Every night more than 48,000 people in Los Angeles County sleep on the streets because they do not have a place to call home. Los Angeles has the unfortunate distinction of being the epicenter of the nation’s homelessness crisis. That’s why the Chamber partnered with the United Way of Greater Los Angeles and last week launched Home For Good – a five-year strategic plan to end chronic and veteran homelessness in Los Angeles.
Home For Good is aimed at the 12,000 chronically homeless Angelenos who have been homeless for more than a year and have serious mental or physical health problems. This includes approximately 1,400 veterans – an increasing number of whom are soldiers returning from Iraq and Afghanistan. By implementing a new strategy, we can provide life-saving opportunities for the chronically homeless and at the same time free up resources for those in need of transitional services.
The plan’s foundation is to build a network of permanent supportive housing at locations throughout L.A. County.

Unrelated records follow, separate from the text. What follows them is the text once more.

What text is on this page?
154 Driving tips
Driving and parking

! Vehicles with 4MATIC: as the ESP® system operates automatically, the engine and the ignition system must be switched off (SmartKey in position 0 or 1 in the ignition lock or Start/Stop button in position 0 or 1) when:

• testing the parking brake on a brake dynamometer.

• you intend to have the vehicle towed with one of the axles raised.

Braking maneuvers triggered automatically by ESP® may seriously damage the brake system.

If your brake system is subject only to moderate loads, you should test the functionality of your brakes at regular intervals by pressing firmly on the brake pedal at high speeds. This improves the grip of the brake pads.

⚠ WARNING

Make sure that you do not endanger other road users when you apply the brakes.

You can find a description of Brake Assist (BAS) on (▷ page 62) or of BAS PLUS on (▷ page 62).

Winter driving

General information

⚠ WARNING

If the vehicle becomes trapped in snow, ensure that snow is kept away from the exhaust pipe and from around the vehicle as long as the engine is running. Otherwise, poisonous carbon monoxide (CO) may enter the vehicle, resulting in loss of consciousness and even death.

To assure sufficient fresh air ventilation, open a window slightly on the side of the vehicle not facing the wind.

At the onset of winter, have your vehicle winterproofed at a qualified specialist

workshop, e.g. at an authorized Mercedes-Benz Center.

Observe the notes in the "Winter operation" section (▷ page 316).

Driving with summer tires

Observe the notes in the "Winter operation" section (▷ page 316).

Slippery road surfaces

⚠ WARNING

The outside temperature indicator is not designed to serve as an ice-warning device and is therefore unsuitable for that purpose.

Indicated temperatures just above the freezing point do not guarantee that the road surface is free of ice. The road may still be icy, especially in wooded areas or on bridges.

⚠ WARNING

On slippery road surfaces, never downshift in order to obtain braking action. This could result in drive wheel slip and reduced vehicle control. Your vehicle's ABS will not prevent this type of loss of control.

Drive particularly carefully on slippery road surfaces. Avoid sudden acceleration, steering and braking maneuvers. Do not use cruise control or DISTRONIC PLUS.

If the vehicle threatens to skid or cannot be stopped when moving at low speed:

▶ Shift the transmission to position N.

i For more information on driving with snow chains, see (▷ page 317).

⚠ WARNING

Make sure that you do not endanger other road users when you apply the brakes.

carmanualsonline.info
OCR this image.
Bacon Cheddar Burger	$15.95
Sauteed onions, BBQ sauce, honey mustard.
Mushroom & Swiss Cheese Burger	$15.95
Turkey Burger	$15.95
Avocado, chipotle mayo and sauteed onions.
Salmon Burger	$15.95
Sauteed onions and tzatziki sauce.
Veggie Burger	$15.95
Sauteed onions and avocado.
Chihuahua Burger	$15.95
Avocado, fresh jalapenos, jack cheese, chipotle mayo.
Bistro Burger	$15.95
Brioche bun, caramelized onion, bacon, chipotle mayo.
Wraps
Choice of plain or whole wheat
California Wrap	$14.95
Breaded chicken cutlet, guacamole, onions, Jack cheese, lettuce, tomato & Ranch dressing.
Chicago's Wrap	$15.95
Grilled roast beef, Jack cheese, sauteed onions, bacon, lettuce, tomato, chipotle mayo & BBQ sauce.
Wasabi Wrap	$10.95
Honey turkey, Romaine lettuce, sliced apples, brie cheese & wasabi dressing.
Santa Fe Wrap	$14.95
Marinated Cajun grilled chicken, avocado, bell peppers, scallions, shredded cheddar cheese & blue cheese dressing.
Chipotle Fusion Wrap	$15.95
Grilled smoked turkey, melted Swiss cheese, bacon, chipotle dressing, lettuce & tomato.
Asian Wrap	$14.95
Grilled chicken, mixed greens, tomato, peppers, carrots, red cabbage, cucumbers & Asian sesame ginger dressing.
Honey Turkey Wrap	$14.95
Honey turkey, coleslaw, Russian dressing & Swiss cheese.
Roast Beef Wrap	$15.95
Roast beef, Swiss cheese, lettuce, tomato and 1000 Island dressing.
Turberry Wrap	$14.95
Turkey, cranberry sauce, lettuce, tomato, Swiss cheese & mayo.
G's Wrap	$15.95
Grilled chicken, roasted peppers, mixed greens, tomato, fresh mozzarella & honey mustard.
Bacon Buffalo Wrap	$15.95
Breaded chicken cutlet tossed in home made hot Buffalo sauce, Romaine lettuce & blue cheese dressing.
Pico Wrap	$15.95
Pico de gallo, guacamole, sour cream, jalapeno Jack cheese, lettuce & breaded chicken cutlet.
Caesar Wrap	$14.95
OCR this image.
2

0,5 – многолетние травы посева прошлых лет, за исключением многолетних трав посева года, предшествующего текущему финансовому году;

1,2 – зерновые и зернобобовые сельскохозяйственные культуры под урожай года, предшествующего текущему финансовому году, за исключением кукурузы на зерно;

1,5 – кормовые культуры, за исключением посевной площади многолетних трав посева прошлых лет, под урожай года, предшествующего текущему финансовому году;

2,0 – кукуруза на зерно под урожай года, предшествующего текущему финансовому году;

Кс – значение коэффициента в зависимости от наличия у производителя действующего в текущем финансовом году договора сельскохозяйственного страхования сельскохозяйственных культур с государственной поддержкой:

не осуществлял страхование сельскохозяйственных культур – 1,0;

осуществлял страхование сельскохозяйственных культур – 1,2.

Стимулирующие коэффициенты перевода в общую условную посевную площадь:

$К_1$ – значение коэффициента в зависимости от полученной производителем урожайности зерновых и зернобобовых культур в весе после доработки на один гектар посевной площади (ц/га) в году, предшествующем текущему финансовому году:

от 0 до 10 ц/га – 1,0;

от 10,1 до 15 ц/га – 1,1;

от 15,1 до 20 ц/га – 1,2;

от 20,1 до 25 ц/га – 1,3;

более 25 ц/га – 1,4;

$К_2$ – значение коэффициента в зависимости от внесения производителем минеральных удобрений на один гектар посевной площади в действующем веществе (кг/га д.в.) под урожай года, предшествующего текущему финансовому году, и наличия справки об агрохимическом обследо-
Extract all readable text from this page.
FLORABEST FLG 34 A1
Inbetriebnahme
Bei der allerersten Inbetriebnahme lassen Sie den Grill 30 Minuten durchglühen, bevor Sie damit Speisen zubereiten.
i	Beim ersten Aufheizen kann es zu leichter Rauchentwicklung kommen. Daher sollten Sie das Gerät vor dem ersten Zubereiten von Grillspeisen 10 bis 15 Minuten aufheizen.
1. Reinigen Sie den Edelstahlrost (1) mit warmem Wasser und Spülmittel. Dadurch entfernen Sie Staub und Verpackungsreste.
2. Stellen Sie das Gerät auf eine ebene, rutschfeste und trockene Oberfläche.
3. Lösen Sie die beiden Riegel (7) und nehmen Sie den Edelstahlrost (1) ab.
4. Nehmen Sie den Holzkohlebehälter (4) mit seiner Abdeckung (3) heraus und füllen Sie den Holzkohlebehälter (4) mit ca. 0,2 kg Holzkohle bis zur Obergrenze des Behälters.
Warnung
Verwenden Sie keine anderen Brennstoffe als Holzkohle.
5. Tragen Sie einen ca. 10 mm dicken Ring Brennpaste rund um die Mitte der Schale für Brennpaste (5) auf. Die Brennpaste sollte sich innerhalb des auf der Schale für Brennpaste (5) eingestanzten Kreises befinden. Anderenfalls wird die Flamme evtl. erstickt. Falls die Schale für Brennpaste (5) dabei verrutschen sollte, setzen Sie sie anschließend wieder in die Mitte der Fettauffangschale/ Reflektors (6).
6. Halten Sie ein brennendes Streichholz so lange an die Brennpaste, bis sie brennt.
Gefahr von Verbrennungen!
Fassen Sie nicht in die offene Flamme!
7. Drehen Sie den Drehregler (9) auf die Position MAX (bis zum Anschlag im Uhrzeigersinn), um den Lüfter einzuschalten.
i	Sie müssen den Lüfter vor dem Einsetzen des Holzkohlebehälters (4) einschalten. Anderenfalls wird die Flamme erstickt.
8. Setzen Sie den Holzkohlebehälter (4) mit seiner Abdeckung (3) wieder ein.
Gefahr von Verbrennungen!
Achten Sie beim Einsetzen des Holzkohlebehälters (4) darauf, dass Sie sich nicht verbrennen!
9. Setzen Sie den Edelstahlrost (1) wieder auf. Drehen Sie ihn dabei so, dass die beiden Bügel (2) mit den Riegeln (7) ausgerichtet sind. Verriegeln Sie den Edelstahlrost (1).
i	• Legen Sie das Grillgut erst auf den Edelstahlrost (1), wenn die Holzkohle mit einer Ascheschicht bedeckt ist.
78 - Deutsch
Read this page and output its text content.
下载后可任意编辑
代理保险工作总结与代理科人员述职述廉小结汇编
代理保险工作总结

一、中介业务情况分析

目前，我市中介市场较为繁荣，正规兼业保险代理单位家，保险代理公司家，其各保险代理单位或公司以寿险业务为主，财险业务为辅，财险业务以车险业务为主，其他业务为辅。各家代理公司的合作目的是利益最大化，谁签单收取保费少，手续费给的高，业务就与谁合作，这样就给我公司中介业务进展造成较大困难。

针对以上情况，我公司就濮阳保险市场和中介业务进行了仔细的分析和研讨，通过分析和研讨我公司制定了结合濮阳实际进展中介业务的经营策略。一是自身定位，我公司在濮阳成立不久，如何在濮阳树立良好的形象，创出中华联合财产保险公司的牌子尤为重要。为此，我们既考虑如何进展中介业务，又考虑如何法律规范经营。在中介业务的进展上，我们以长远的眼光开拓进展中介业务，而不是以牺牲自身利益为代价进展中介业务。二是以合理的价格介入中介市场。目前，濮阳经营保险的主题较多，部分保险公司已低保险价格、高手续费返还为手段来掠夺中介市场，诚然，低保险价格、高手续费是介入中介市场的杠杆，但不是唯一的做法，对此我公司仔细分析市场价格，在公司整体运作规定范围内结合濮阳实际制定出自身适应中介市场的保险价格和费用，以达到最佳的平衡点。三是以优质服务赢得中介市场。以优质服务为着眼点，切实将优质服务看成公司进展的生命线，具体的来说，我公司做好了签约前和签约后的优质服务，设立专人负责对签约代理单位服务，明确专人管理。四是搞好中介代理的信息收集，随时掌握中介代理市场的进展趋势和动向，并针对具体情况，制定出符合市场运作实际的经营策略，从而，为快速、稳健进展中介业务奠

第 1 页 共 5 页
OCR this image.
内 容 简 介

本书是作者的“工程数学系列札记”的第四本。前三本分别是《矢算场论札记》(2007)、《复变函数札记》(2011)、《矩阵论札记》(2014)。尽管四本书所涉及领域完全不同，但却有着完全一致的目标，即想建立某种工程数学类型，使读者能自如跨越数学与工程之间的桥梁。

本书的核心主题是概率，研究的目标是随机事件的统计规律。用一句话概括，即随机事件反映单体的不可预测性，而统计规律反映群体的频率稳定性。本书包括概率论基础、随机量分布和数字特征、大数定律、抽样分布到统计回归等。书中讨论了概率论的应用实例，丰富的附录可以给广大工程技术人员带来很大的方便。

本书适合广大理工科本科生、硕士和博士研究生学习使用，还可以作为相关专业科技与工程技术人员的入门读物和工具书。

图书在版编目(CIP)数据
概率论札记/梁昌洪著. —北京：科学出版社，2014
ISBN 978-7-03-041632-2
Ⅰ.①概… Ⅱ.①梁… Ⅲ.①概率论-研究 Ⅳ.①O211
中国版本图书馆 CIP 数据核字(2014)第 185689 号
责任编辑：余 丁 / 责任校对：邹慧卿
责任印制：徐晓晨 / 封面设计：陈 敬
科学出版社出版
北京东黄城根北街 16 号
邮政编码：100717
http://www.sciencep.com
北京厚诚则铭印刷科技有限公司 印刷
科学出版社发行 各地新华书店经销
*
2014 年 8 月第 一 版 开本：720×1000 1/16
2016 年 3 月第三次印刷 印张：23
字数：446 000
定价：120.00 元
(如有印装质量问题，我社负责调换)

These homes – often indistinguishable from “regular” housing – would include on-site mental health, medical and substance abuse supportive services. This “wrap-around” services approach dramatically increases the rate of success in keeping people from going back to the streets.
Home For Good will also save taxpayers millions of dollars. Los Angeles spends $875 million each year under our current system. Studies show that we can save $280 million each year under a new plan that prioritizes permanent supportive housing, because the chronically homeless are no longer cycling through the justice system, emergency rooms and receiving ad-hoc care without a long-term strategy for success.
Best of all, this plan is proven to work. Cities like Denver, New York, Seattle and Atlanta have all dramatically reduced their homeless population through permanent supportive housing – and at a fraction of the cost of keeping them on the streets. While drafting Home For Good, our task force visited with leaders in those communities to evaluate their best practices and lessons learned. We’ve done the research and have already begun laying the groundwork with local elected officials and agencies that serve the homeless.
The months ahead are critical to getting Home For Good off the ground. The biggest challenge is to make sure that the City and County of Los Angeles work together to implement the strategy. Together we will push federal officials for a change in the federal funding formula for homelessness assistance that puts L.A. at an unnecessary disadvantage.
We need your help. On Dec. 1, 2010, we will ask business leaders, faith organizations, non-profits, elected officials, organizations and people like you to commit to this plan. Visit our website and read Home For Good, then lend your support by committing to this plan.
Together, we can end chronic homelessness, get people off the streets and save millions in taxpayer dollars. Most of all, we can help thousands of our fellow Angelenos find the hope, dignity and opportunity that all of us deserve – a home for good.
And that’s The Business Perspective.